Verzugszinsen sowie die Erstattung von Mahn- und vorgerichtlichen Anwaltskosten können auf Grundlage von §§ 280, 286, 288 BGB geltend gemacht werden, wenn der Schuldner mit der Leistung in Verzug ist.
Ein Einspruch gegen ein Versäumnisurteil ist nach §§ 339 ff. ZPO zulässig; bestätigt das Gericht in der Fortsetzung des Verfahrens das Versäumnisurteil, bleibt dieses aufrechterhalten und kann vorläufig vollstreckbar erklärt werden.
Tenor
Das Versäumnisurteil des Amtsgerichts Köln vom 16.08.2005 – 140 C 123/05 – wird aufrechterhalten.
Der Beklagte trägt auch die weiteren Kosten des Rechtsstreits.
Das Urteil ist vorläufig vollstreckbar.
Rubrum
Von der Darstellung eines Tatbestandes wird gemäß § 495 a ZPO abgesehen.
Entscheidungsgründe
Der Einspruch des Beklagten gegen das Versäumnisurteil vom 16.08.2005 ist rechtzeitig und auch im übrigen zulässig gemäß §§ 339 f. ZPO.

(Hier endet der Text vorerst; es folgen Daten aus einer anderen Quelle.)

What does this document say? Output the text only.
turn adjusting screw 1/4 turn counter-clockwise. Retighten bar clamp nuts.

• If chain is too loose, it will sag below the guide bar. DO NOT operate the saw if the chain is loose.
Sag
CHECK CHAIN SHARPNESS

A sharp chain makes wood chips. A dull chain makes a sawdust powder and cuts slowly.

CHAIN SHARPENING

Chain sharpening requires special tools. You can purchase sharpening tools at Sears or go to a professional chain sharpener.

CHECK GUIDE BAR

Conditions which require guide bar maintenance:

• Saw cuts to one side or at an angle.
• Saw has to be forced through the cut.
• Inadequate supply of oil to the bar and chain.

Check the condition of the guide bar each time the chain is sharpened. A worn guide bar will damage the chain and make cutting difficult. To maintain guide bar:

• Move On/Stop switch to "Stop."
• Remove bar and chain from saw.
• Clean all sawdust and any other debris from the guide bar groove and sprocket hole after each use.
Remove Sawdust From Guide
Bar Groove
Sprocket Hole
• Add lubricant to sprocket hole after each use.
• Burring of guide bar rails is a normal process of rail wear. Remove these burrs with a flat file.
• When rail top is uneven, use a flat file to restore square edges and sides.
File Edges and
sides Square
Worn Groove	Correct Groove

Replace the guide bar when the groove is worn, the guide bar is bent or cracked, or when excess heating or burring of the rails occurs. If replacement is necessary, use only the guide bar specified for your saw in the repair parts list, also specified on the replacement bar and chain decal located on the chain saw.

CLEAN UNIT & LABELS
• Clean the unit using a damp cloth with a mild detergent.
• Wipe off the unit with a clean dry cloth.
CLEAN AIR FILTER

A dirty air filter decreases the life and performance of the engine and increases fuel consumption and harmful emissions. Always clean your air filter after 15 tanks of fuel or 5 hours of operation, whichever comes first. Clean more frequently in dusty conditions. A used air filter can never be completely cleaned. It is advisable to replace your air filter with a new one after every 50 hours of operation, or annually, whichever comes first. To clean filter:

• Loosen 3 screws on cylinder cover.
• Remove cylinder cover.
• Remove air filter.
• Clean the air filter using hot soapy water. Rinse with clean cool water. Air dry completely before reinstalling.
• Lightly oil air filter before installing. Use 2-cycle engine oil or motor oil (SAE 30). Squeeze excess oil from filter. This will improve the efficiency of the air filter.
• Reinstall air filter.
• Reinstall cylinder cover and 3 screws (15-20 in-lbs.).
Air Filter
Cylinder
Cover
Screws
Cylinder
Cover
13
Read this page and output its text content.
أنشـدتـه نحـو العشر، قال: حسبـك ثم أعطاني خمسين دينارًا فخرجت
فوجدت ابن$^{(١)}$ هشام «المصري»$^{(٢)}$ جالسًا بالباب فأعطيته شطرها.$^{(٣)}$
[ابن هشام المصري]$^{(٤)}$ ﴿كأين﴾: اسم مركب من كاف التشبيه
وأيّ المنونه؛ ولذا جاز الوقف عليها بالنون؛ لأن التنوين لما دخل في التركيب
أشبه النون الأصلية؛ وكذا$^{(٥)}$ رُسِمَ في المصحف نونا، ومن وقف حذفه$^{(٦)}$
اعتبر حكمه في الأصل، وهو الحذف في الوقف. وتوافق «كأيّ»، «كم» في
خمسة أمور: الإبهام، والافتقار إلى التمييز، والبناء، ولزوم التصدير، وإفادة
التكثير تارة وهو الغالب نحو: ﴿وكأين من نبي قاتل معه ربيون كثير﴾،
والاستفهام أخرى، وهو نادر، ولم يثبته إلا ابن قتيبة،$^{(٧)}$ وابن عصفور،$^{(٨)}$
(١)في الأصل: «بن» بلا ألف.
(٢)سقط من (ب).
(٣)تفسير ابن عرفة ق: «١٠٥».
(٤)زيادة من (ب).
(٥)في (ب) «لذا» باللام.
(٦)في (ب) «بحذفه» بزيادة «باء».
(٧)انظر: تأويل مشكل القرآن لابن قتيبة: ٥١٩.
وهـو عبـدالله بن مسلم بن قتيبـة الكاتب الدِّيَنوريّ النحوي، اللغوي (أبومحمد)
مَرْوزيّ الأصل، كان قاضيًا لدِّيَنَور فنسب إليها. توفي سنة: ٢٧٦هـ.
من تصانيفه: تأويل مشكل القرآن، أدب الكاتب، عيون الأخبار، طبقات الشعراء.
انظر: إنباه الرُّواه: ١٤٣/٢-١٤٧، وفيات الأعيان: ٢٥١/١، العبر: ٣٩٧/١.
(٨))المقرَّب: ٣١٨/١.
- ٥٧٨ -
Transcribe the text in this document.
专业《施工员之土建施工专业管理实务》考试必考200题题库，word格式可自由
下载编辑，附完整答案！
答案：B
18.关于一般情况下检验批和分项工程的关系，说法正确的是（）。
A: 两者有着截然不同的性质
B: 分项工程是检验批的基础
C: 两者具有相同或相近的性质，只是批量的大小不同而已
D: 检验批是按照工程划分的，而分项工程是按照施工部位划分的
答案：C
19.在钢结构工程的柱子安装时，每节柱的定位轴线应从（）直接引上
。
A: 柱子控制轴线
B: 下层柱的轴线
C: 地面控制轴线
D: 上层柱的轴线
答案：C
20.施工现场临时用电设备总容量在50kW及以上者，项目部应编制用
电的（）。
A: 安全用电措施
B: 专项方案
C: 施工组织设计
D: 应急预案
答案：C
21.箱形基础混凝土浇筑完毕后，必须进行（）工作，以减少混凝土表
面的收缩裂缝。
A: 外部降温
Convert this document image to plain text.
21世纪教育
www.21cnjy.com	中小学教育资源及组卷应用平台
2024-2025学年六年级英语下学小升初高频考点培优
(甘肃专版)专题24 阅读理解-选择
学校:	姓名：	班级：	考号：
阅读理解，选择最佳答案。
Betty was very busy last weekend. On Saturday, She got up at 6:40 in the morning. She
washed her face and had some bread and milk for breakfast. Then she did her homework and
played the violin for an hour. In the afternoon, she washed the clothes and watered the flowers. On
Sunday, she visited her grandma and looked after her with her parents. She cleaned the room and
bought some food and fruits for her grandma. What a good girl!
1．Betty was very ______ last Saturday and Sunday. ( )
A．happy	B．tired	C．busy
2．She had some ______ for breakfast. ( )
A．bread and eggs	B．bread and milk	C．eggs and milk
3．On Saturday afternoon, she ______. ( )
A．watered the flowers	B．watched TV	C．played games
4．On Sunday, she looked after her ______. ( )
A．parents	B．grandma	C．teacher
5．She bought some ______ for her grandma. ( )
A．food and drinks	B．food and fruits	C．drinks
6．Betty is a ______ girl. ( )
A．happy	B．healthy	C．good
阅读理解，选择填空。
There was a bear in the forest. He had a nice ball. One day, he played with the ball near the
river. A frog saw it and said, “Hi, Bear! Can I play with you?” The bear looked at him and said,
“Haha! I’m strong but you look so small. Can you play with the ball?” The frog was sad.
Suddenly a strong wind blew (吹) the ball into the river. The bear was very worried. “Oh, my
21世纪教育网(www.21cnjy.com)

Auf Antrag der Klägerin war nach Lage der Akten zu entscheiden, da für den Beklagten zum Termin vom 14.02.2006 niemand erschienen war.
Die Klage ist zulässig und begründet.
Die Klägerin hat gegen den Beklagten aus dem Benutzungsvertrag in Verbindung mit § 3 Absatz 2, 3, § 4 Absatz 1,2 der Funk- und Fahrdienstordnung sowie § 3 Absatz 1 der Disziplinarordnung einen Anspruch auf Zahlung eines Bußgeldes in Höhe von 30,00 Euro.
Nach dem Ergebnis der Beweisaufnahme ist davon auszugehen, daß der Beklagte nicht etwa aufgrund eines technischen Fehlers, sondern aufgrund eines eigenen Bedienungsfehlers am Halteplatz Bahnhof X. eingeloggt war, obwohl er sich am Halteplatz Y. befand. Der Zeuge T. hat im einzelnen dargelegt, daß das Ausloggen nicht automatisch durchgeführt wird, wenn das Taxi den Halteplatz verläßt, sondern daß zunächst die Fahrt durch Knopfdruck bestätigt werden muß und erst dann ein automatisches Ausloggen erfolgt. Dies spricht dafür, daß der Beklagte bei der Wegfahrt vom Halteplatz X. den Knopf nicht betätigt hat und sich somit nicht abgemeldet hat. Es handelt sich bei diesem Verhalten des Beklagten um einen Verstoß gegen § 3 Absatz 2 und 3 der Funk- und Fahrdienstordnung, so daß gegen den Beklagten ein Bußgeld verhängt werden konnte.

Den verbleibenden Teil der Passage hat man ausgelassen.